Das Ortschaftsratsmitglied erinnerte daran, dass das Gremium informiert worden war, dass mit der neuen Stelle, die im Ordnungsamt für den Brandschutz geschaffen wurde, auch die Parküberwachung verbunden werden sollte: „Ein halber Tag Feuerwehr, ein halber Tag Stadt“, so sei die Schaffung der Stelle im Ortschaftsrat angekündigt worden. Ob es zur Umsetzung dieser Idee gekommen sei?, wollte Norbert Schulz wissen. „Dazu weiß ich nichts“, antwortete Ortsbürgermeister Hans-Jürgen Schmidt.

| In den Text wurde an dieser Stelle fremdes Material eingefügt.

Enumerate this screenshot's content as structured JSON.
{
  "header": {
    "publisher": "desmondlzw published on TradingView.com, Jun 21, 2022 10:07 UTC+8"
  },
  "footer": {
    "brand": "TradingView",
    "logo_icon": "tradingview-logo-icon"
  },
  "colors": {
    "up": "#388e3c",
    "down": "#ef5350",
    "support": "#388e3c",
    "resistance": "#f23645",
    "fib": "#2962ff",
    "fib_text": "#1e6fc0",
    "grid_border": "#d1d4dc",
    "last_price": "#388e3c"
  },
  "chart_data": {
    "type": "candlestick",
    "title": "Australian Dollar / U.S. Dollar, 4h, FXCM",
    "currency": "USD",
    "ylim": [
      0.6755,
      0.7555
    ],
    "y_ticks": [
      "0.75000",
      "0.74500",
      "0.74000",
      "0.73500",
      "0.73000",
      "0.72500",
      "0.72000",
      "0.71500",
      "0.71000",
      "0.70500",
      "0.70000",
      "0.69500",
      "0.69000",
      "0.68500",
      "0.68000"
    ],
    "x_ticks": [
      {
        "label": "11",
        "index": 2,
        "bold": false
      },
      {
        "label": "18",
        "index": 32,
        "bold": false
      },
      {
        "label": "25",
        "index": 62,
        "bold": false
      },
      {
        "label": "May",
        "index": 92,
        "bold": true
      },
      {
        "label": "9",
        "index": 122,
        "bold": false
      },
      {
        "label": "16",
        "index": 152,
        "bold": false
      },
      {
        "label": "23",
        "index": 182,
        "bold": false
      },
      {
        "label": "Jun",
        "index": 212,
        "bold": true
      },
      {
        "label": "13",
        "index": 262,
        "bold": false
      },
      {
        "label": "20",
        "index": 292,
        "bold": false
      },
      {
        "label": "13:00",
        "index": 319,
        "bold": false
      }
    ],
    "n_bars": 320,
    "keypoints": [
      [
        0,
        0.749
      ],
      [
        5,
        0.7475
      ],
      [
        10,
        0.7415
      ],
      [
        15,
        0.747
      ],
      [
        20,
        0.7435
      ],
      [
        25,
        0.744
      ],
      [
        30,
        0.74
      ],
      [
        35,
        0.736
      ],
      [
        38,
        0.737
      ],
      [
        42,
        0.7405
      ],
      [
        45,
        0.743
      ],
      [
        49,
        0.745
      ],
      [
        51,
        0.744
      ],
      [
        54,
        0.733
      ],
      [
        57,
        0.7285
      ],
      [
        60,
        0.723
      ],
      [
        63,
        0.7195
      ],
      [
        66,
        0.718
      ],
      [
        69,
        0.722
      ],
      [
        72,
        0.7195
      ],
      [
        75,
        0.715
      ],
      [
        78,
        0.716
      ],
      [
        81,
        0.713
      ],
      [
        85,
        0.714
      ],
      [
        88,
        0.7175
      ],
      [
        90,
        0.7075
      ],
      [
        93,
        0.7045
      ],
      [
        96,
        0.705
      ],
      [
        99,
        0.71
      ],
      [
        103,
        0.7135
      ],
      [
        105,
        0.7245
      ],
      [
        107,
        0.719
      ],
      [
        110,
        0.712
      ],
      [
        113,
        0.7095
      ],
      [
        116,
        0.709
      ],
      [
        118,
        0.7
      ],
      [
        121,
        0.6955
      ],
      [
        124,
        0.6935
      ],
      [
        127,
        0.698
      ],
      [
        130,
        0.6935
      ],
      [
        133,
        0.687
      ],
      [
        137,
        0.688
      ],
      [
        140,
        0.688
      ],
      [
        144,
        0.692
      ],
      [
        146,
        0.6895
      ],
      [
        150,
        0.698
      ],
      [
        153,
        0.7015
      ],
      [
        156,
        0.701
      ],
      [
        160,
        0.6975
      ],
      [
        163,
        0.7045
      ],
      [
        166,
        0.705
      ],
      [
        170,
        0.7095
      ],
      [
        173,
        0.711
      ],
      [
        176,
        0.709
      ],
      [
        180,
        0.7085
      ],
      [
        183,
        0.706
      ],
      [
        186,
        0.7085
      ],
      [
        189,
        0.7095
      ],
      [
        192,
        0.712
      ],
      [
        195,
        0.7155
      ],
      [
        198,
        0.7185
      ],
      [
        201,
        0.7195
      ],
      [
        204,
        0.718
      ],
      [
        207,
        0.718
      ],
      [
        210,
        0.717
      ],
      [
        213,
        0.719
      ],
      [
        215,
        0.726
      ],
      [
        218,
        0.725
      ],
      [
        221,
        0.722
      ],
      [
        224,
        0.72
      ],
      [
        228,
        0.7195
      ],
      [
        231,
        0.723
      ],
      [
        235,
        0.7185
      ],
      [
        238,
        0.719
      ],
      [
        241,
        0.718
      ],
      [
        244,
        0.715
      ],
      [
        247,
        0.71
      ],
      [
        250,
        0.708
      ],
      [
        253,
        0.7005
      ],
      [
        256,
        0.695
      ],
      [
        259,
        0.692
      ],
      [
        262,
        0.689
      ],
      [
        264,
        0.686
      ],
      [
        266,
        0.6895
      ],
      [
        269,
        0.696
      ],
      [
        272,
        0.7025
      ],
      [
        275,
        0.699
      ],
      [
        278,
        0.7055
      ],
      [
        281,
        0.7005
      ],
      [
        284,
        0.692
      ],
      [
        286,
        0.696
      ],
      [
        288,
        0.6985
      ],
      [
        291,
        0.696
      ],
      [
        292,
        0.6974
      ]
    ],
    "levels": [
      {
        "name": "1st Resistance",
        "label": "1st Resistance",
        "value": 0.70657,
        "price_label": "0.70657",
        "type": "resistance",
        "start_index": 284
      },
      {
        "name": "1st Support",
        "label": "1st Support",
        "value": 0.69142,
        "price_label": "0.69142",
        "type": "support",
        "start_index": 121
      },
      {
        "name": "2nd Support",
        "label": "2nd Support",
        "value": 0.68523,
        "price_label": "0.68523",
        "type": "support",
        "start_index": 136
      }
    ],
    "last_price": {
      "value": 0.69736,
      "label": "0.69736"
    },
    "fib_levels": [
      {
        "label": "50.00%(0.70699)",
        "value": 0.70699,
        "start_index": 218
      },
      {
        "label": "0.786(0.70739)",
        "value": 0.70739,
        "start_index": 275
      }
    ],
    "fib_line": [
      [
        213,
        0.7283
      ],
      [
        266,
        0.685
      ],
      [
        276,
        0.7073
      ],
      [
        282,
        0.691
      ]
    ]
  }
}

Dafür hatte er sich dem Thema Parküberwachung ganz persönlich gewidmet. Denn dass der frühere Fußgängerzonen-Abschnitt der Oebisfelder Straße sich zum Eldorado für Dauerparker entwickelt hat, ist dem Ortsbürgermeister ein Dorn im Auge. Weil die Stadt nichts unternimmt, schritt der Ortsbürgermeister jetzt selbst zur Tat: „Wir machen uns lächerlich, wenn das Parkverbot nicht kontrolliert wird“, betonte Schmidt. Er führte an drei Tagen hintereinander Statistik, um das Problem zu dokumentieren. Am 3. Juni um 14 Uhr zählte er 21 parkende Autos in dem Abschnitt, am 4. Juni um 17 Uhr waren es 18 Pkw und am 13. Juni um 13.30 Uhr zehn Autos. Auch direkt vor der Ortschaftsratssitzung am Donnerstag war Schmidt noch einmal zum Zählen durch die Einkaufsstraße gefahren. „Um 16.05 Uhr waren es 21 Autos. Ich musste sogar die Spiegel anklappen, um überhaupt durchzukommen“, berichtete er seinen Ortschaftsräten. „Wir lassen uns da als Stadt verarschen“, so sein deutliches Fazit. „Das Parken ist dort nicht gestattet“, erinnerte Hans-Jürgen Schmidt. „Es ist fürchterlich.“

Und die ehemalige Fußgängerzone, die inzwischen als Spielstraße ausgeschildert ist und befahren werden darf, ist nicht das einzige Gebiet mit Parkproblemen in Klötze, ergänzte Uwe Witte. Er verwies auf die Salzwedeler Straße, die Breite Straße und den Kapellenberg, wo entweder dauergeparkt werde, weil die ausgewiesenen Zeitbeschränkungen nicht kontrolliert werden, oder die Fahrzeuge beidseitig so eng stehen, dass ein Durchfahren der Straße nicht mehr möglich ist. „Der Bürgermeister hatte versprochen, dass eine Politesse nach Klötze kommt“, erinnerte Uwe Witte. Der Forderung schloss sich Hans-Jürgen Schmidt an: „Nur Geld tut weh“, wünschte er sich, dass durch Kontrollen das Fehlverhalten der Verkehrsteilnehmer abgestellt wird. „Das Knöllchenverteilen ist wohl wieder abgesagt worden“, vermutete indes Norbert Schulz, mit dessen Frage die Diskussion ihren Anfang genommen hatte.